Liputan6.com, New York - Harga minyak turun secara drasmatis sejak pertengahan 2014. Bank for International Settlements (BIS) menjelaskan, melimpahnya produksi dan lemahnya konsumsi minyak bukan satu-satunya pemicu, tapi tingginya utang perusahaan-perusahaan energi juga berkontribusi pada pelemahan harga minyak.
Mengutip laman Reuters, Senin (9/2/2015), BIS juga membandingkan kemerosotan harga minyak baru-baru ini, di mana harga emas anjlok ke bawah US$ 50 per barel dari level di atas US$ 100 per barel, dengan penurunan harga minyak pada 1996 dan 2008.
BIS menyimpulkan, berbeda dengan kejadian sebelumnya, produksi minyak saat ini nyaris mendekati ekspektasi dan konsumsi hanya tipis berada di bawah prediksi.
Advertisement
"Tajamnya penurunan dan perubahan harga yang signifikan dalam jangka waktu harian berpengaruh cukup besar pada aset keuangan," tutur para analis dari organisasi yang mewakili seluruh bank sentral di dunia.

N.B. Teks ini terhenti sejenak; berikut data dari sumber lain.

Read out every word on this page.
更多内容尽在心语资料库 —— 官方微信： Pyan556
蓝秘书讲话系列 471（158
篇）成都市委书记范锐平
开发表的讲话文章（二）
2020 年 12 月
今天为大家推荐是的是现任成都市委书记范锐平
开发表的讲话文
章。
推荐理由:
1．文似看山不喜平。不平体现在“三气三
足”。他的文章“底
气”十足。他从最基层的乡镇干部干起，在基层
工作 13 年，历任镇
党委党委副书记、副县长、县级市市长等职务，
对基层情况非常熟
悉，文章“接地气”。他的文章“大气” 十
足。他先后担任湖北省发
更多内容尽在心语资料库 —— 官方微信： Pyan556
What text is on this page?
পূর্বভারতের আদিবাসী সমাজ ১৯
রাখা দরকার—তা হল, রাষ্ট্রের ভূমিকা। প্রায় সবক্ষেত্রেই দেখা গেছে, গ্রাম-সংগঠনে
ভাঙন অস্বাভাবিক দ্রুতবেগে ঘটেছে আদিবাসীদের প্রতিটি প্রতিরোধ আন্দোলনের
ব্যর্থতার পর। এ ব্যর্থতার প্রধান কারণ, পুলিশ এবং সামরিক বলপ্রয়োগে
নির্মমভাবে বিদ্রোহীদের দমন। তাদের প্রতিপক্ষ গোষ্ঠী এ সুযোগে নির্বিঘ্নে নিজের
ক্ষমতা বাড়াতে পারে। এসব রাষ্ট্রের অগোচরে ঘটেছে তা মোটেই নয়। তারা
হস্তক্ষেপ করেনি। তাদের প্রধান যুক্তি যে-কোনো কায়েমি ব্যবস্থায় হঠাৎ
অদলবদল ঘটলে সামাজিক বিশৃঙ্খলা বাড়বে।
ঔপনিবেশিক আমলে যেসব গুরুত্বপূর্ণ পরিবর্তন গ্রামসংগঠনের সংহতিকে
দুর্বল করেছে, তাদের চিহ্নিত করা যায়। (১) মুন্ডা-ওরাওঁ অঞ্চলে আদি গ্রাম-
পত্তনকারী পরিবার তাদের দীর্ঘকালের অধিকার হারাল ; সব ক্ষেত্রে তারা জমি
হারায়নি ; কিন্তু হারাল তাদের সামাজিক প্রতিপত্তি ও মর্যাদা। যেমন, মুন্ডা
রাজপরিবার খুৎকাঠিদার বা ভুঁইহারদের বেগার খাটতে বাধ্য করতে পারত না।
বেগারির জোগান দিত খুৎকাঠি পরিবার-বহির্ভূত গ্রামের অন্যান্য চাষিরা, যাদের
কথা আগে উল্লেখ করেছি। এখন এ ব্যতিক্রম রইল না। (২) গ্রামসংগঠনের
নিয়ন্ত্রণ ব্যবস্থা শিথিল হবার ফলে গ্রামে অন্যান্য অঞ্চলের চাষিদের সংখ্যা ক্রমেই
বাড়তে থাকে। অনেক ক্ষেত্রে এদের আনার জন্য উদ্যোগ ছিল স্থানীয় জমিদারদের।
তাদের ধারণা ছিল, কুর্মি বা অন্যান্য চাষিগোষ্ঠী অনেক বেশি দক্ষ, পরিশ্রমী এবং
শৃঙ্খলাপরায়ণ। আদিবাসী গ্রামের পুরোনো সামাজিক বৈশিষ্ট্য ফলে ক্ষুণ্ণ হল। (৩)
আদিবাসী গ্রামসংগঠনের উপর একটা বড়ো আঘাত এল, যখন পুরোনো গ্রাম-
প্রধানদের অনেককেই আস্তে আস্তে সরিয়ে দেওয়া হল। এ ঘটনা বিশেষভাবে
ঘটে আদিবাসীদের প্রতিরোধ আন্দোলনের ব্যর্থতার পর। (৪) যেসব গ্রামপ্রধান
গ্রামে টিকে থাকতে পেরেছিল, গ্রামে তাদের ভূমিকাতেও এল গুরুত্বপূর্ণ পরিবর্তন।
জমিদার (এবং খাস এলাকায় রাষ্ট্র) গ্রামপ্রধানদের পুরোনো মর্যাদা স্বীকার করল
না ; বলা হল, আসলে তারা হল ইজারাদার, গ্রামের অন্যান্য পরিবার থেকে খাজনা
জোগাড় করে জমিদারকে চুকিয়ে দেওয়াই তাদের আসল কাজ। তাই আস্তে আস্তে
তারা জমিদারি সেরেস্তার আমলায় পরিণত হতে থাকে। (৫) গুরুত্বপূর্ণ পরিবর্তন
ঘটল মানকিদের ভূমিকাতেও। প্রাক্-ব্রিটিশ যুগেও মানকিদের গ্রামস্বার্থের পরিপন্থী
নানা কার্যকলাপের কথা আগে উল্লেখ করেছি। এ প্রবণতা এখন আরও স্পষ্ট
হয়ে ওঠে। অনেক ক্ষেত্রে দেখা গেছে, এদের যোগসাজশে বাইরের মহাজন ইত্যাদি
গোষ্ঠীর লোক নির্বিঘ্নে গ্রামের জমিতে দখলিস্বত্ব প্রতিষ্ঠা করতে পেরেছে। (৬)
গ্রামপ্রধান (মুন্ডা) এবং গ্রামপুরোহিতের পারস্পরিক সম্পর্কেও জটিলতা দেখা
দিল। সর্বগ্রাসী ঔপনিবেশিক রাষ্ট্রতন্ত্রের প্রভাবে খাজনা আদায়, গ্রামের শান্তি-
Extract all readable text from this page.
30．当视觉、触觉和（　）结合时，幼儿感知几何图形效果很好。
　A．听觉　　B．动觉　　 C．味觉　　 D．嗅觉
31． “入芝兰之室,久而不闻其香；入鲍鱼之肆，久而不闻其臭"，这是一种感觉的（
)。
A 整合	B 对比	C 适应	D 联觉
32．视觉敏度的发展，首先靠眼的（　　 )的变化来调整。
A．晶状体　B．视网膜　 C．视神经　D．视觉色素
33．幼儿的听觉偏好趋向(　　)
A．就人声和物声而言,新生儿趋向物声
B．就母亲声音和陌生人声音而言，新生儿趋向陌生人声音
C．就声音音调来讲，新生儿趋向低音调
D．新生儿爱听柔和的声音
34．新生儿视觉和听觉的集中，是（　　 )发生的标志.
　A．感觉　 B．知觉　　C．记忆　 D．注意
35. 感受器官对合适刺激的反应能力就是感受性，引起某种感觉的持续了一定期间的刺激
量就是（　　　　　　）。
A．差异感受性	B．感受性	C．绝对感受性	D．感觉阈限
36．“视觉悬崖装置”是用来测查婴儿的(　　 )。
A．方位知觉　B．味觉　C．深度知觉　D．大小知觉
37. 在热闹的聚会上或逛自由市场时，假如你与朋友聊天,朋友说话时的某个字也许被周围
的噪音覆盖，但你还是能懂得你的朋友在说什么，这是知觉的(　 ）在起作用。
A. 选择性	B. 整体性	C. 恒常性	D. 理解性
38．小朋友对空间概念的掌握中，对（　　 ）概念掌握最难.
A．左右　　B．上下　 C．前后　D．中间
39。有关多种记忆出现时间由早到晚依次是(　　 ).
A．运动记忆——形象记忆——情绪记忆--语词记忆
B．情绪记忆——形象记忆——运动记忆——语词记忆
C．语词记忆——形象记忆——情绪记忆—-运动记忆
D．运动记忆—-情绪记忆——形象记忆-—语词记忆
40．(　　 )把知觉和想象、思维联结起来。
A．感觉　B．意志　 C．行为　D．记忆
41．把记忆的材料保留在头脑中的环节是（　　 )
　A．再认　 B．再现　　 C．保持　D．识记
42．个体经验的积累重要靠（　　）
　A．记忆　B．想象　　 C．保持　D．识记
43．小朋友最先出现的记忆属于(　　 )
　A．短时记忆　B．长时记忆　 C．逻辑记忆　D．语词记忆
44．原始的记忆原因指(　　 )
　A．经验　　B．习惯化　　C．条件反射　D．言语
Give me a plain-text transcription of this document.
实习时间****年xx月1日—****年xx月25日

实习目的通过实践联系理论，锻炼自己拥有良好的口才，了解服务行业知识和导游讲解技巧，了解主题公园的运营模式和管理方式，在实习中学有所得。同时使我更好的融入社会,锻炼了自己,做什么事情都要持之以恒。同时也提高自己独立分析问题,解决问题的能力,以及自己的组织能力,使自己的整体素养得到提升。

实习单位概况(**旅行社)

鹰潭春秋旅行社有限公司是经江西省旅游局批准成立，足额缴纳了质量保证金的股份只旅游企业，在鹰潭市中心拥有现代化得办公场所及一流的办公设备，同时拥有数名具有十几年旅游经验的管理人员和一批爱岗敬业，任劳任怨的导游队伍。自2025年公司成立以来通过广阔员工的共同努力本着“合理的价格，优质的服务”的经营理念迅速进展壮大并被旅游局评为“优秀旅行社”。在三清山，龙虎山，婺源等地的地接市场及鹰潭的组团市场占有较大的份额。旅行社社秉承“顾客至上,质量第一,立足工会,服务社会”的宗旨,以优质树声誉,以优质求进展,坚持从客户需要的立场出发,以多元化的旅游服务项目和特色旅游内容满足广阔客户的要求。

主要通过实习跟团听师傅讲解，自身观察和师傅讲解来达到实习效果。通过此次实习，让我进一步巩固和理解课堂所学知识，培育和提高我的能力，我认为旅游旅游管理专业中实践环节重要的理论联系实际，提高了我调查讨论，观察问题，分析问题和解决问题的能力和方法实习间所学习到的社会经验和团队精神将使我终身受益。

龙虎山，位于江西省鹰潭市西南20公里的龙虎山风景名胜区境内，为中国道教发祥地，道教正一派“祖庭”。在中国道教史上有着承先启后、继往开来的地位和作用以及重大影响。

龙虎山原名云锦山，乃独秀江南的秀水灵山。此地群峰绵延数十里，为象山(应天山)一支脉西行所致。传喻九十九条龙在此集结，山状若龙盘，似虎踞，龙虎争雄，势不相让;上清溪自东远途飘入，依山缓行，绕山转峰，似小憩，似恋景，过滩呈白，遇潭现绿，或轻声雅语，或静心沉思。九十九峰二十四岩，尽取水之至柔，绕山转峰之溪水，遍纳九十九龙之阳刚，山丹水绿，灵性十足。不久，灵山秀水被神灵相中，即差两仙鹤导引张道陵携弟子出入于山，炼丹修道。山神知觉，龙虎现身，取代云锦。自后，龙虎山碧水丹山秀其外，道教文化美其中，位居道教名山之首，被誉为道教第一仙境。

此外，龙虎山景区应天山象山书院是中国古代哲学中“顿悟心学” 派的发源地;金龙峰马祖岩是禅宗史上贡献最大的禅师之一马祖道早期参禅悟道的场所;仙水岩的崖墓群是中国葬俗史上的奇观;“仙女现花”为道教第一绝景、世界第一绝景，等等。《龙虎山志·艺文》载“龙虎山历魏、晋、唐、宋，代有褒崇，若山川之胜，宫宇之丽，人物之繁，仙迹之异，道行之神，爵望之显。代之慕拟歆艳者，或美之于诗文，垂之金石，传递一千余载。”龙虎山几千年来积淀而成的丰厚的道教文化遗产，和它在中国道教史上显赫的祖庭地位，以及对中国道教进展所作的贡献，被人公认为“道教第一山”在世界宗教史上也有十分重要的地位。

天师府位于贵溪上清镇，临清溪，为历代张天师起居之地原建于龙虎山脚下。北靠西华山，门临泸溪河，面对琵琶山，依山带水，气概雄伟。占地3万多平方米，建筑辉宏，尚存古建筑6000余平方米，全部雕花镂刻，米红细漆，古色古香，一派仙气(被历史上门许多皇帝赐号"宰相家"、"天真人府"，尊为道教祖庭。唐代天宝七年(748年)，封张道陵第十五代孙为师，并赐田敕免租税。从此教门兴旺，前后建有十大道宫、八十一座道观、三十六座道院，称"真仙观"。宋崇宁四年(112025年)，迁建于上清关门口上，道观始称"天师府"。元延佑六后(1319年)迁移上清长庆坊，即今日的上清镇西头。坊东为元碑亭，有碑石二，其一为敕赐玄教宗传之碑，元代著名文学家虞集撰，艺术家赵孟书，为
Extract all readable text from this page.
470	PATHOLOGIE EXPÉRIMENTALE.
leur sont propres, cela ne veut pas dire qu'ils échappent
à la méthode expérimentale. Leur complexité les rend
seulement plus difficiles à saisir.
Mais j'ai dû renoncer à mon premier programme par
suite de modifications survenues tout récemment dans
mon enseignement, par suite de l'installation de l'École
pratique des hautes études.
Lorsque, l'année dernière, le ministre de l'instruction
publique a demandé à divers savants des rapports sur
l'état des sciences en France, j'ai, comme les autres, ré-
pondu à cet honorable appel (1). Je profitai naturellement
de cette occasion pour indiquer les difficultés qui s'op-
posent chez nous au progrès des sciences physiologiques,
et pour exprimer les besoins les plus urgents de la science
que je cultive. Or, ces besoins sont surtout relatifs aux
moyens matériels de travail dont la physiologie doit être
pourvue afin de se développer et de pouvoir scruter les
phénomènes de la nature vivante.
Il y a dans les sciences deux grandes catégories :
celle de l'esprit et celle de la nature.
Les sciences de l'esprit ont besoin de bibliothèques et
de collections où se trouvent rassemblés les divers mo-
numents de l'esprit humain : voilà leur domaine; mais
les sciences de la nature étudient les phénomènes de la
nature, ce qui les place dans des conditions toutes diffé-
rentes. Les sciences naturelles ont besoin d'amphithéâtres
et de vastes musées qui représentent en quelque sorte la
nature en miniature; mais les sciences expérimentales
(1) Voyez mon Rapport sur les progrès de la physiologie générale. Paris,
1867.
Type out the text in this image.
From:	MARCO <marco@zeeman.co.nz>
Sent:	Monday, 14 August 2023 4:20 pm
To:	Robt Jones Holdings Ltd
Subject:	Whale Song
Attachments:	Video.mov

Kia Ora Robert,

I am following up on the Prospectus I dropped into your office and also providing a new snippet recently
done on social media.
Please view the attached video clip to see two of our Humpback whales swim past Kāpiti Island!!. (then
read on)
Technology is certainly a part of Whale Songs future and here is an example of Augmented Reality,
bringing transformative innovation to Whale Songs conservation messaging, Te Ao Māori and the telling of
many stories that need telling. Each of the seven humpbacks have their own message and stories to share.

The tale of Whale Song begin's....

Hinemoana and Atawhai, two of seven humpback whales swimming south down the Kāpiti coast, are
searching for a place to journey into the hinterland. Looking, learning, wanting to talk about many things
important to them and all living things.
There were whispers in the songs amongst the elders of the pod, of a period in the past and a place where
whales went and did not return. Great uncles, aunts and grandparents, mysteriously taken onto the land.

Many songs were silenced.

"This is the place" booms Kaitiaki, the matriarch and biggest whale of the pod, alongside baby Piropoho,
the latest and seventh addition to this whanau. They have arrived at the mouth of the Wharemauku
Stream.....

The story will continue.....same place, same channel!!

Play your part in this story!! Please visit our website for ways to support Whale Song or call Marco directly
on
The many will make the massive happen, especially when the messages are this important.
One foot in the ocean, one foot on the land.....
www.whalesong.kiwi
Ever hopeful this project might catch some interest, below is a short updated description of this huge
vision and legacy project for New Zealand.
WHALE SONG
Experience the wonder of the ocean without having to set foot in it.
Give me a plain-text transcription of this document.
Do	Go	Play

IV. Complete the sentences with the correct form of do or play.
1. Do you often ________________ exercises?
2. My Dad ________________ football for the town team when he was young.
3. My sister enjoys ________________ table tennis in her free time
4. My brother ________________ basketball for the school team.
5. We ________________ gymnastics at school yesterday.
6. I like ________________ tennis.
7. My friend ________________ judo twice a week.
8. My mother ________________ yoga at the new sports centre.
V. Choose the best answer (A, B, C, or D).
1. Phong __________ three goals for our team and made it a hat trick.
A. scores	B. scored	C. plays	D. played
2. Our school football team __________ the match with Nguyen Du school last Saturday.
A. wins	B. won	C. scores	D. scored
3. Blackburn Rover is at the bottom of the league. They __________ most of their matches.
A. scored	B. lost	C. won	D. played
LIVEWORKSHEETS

Meskipun keputusan OPEC untuk tidak memangkas produksi merupakan kunci utama jatuhnya harga minyak, tapi sejumlah faktor lain ikut memperparah penurunan harga minyak saat ini. Apalagi, dalam beberapa tahun ini utang-utang perusahaan energi tercatat terus meningkat.
Organisasi yang berbasis di Basel tersebut menjelaskan, utang yang begitu tinggi dapat memberikan pengaruh buruk pada pasar minyak.
"Menghadapi tingginya jumlah utang, jatuhnya harga minyak melemahkan keseimbangan neraca keuangan di kalangan produsen dan memperketat kondisi kredit. Itu memperburuk kemerosotan harga minyak sebagai hasil dari penjualan aset minyak," seperti tertulis dalam laporan BIS.
Organisasi bank sentral global itu juga mengatakan, aliran dana yang berkurang merupakan hasil dari rendahnya harga minyak yang memberatkan risiko perusahaan.
Sejumlah perusahaan energi kemungkinan besar tak mampu membayar pembayaran bunga kredit dan membuat para pengusaha memompa minyak lebih banyak guna memperoleh pendapatan tambahan. Dalam kondisi itu, tentu saja pengurangan pasokan minyak dunia semakin sulit.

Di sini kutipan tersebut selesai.